If that constraint is met, you only have to adjust all values proportionally to X/sum(row) and both dimensions will work automatically unless the initial values are not properly balanced. If the matrix is not already balanced, adjusting the values would be similar to solving a sudoku (allegedly an NP problem) and the result would largely be unrelated to the initial values. The matrix is balanced when all rows, adjusted to have the same sum, result in all columns having the same sum.

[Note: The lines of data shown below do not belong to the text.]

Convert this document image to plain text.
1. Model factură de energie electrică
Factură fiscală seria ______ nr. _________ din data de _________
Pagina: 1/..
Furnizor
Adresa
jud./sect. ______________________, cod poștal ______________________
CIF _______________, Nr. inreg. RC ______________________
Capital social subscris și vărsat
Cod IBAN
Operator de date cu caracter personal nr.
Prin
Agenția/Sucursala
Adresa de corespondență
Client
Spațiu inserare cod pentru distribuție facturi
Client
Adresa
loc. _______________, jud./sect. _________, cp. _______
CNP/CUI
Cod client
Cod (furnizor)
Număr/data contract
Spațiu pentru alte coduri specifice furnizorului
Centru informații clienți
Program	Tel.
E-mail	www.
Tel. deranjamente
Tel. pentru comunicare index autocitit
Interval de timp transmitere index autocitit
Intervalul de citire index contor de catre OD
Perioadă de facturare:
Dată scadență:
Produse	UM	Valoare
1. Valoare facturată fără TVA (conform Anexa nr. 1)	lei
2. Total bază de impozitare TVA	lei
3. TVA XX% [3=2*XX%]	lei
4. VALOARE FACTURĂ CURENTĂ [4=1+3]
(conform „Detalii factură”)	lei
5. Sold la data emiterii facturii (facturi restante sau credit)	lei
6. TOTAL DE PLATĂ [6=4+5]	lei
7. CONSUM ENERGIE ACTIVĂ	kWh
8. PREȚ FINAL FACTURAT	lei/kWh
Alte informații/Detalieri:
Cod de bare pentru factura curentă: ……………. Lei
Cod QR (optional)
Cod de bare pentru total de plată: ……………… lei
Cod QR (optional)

[0.7, 2.1, 1.4, 0.7, 1.4, 1.4, 0.7, 1.4, 1.4, 2.1, 0.7, 2.1, 1.4, 2.1, 1.4] 21
[2.8, 1.4, 0.7, 2.1, 1.4, 2.1, 0.7, 1.4, 2.1, 1.4, 0.7, 0.7, 1.4, 0.7, 1.4] 21
[1.4, 1.4, 1.4, 1.4, 1.4, 1.4, 1.4, 1.4, 1.4, 0.7, 2.8, 0.7, 0.7, 1.4, 2.1] 21
[1.4, 1.4, 1.4, 1.4, 2.1, 1.4, 1.4, 1.4, 0.7, 0.7, 2.1, 1.4, 1.4, 1.4, 1.4] 21
[0.7, 0.7, 2.1, 1.4, 0.7, 0.7, 2.8, 1.4, 1.4, 2.1, 0.7, 2.1, 2.1, 1.4, 0.7] 21

apply x = x * 3 / 21 to all elements ...

[0.1, 0.3, 0.2, 0.1, 0.2, 0.2, 0.1, 0.2, 0.2, 0.3, 0.1, 0.3, 0.2, 0.3, 0.2] 3.0
[0.4, 0.2, 0.1, 0.3, 0.2, 0.3, 0.1, 0.2, 0.3, 0.2, 0.1, 0.1, 0.2, 0.1, 0.2] 3.0
[0.2, 0.2, 0.2, 0.2, 0.2, 0.2, 0.2, 0.2, 0.2, 0.1, 0.4, 0.1, 0.1, 0.2, 0.3] 3.0
[0.2, 0.2, 0.2, 0.2, 0.3, 0.2, 0.2, 0.2, 0.1, 0.1, 0.3, 0.2, 0.2, 0.2, 0.2] 3.0
[0.1, 0.1, 0.3, 0.2, 0.1, 0.1, 0.4, 0.2, 0.2, 0.3, 0.1, 0.3, 0.3, 0.2, 0.1] 3.0

[1.0, 1.0, 1.0, 1.0, 1.0, 1.0, 1.0, 1.0, 1.0, 1.0, 1.0, 1.0, 1.0, 1.0, 1.0]
1
nraw On

I'm not sure if I understood correctly, but it seems like what you're trying to accomplish might mathematically not be feasible?

Imagine you have a 2x2 matrix where you want the rows to sum up to 1 and the columns to 10. Even if you made all the numbers in the columns 1 (their max possible value) you would still not be able to sum them up to 10 in their columns?